Clearly, most families and individuals cannot afford just compensation for caregivers on their own. It is time to commit to increased public funding and stronger labor protections for the caregiving role. Just as we recognized early in our nation's history that educating our children is a shared responsibility, we must now recognize that caregiving at all stages of the life cycle is a public value worthy of government support.

The Obama administration is close to taking an important first step: issuing regulations that would give home care workers minimum wage and overtime protections. But more is needed; more child care subsidies so that parents can get the help they need to pay for quality child care with well-paid and well-trained care providers, and enough funding to require that home health aides hired with federal dollars get adequate pay and benefits.

Increased public support would make it possible to establish career ladders, with entry level positions at lower pay, but with funded training to qualify for positions requiring more skills and responsibility. Just compensation of course must include paid vacation and sick leave. The Affordable Care Act should make it possible for most caregivers to have health insurance.

At a time when many in Congress want to slash federal services and oversight in nearly every arena, it may seem crazy to propose a broadened government role and increased funding. But the same arguments against regulation have been made against every expansion of worker rights and compensation that we now take for granted, from the 40-hour week to the minimum wage. Increased public funding for caregiving for the elderly and disabled would often actually save money, as it would help keep people living at home and out of far more expensive nursing homes. And the investment in early care has been shown many times to pay an excellent return on investment as children do better in school, stay out of trouble and earn more as adults.
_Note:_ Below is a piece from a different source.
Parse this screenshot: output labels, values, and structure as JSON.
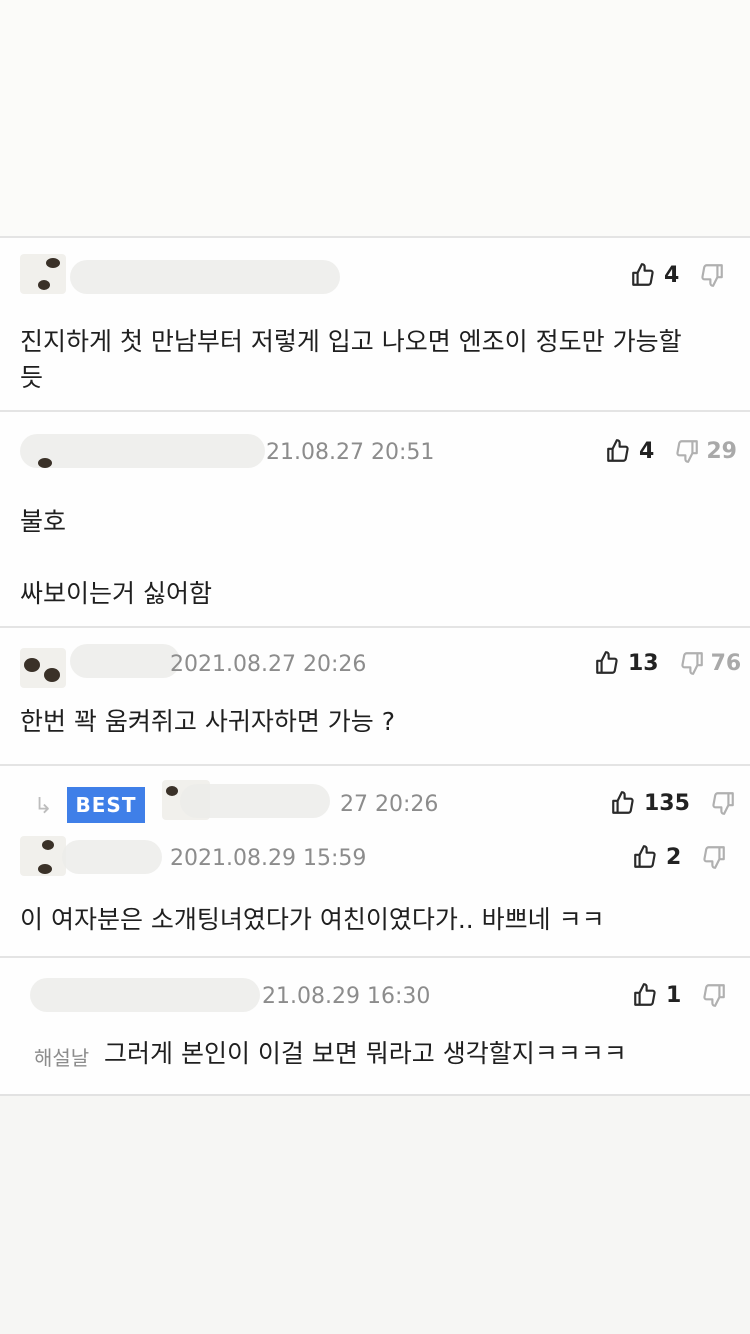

One out of every three Americans, more than100 million people, live in or near poverty. If we want to reduce poverty in America, raising the pay of these workers is an important step. A national commitment to turn caregivers' jobs into middle class occupations would keep workers and their families out of poverty, make it possible for parents to work without sacrificing their own standard of living or their children's well-being, and boost financial security for millions of elders and the families now struggling to care for them.

The views and opinions expressed in this article are those of the author and do not reflect the positions of Oxfam.

Deborah Weinstein is the executive director of the Coalition for Human Needs, an alliance of national organizations working together to promote public policies that address the needs of low-income people and other vulnerable populations.